Two of the things that I love doing are walking and hiking, so I walk every day, pretty much anyway. But during the offseason, I tend to walk more. And then I love hiking. So I’ll get out in nature and do some hikes. And it’s a great time of the year here for that because it’s the summer it’s warm outside, feels great, you can get on all these trails.
And it’s really fun if you can do these activities with a friend, because then you’ve got somebody else out there and you can have some social time. Cross-training is a great way to connect with nature connect with people to maintain fitness, and have fun doing it. And it just feels good.
And this really helps with the mental and emotional aspects of the offseason. Because a lot of times when we’re in the offseason, we can tend to get a little bit down and we feel like oh, I don’t have a purpose. I’m not training for something, you know, and we can kind of feel like we are rudderless ship, you know.
Instead, get out there and do some things with some other human beings connect with other people get out of your head a little bit and do some things that are fun and you’re exercising while you’re doing it.
Now, you don’t have to go out there and crush these workouts like if you want to go out there and do some hard workouts every now and then that’s fine, but that’s not the goal here. Remember, this is the offseason, we don’t want to be crushing every workout we want to rest repair, refocus. So have some fun with these kinds of activities. But you don’t necessarily need to be crushing them.

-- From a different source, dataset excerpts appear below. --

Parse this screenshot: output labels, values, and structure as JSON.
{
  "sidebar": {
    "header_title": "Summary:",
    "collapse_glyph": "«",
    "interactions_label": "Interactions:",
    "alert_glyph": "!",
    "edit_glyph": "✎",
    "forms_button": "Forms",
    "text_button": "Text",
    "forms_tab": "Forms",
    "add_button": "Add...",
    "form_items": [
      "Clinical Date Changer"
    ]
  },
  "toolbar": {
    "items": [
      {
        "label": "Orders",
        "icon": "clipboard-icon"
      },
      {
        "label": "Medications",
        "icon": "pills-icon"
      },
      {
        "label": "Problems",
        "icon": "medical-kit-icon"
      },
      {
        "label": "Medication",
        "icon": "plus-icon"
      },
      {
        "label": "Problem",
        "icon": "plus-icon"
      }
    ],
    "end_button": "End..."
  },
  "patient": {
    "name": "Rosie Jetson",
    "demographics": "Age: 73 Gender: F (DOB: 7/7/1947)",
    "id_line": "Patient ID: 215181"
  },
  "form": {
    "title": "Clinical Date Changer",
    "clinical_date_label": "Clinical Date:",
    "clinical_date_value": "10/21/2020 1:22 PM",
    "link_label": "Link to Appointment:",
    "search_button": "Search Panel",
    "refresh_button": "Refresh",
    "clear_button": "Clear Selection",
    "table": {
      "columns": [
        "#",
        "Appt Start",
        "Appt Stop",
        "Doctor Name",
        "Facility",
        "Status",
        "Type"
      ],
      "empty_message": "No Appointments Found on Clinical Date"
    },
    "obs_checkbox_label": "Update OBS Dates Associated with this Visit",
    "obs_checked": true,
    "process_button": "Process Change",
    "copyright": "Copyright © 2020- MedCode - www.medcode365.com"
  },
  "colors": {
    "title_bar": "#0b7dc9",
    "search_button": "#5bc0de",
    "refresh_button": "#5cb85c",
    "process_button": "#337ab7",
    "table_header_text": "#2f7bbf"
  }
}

You know every now and then you can push it a little bit if you want to but just have fun with it and use it as a time to do some activities that feel good and it is a little bit of a workout. You know if you’re biking or something like that, but don’t don’t get too serious with it like have fun with it.
Okay, so that’s how I approach the offseason these are some good ideas for you and what to do in the offseason. If you have other suggestions, maybe I missed something maybe you can shoot me a message and and let me know what I missed. Okay, but that’s all I got for you today. Love you all. Keep on Running Lean and I will talk to you soon.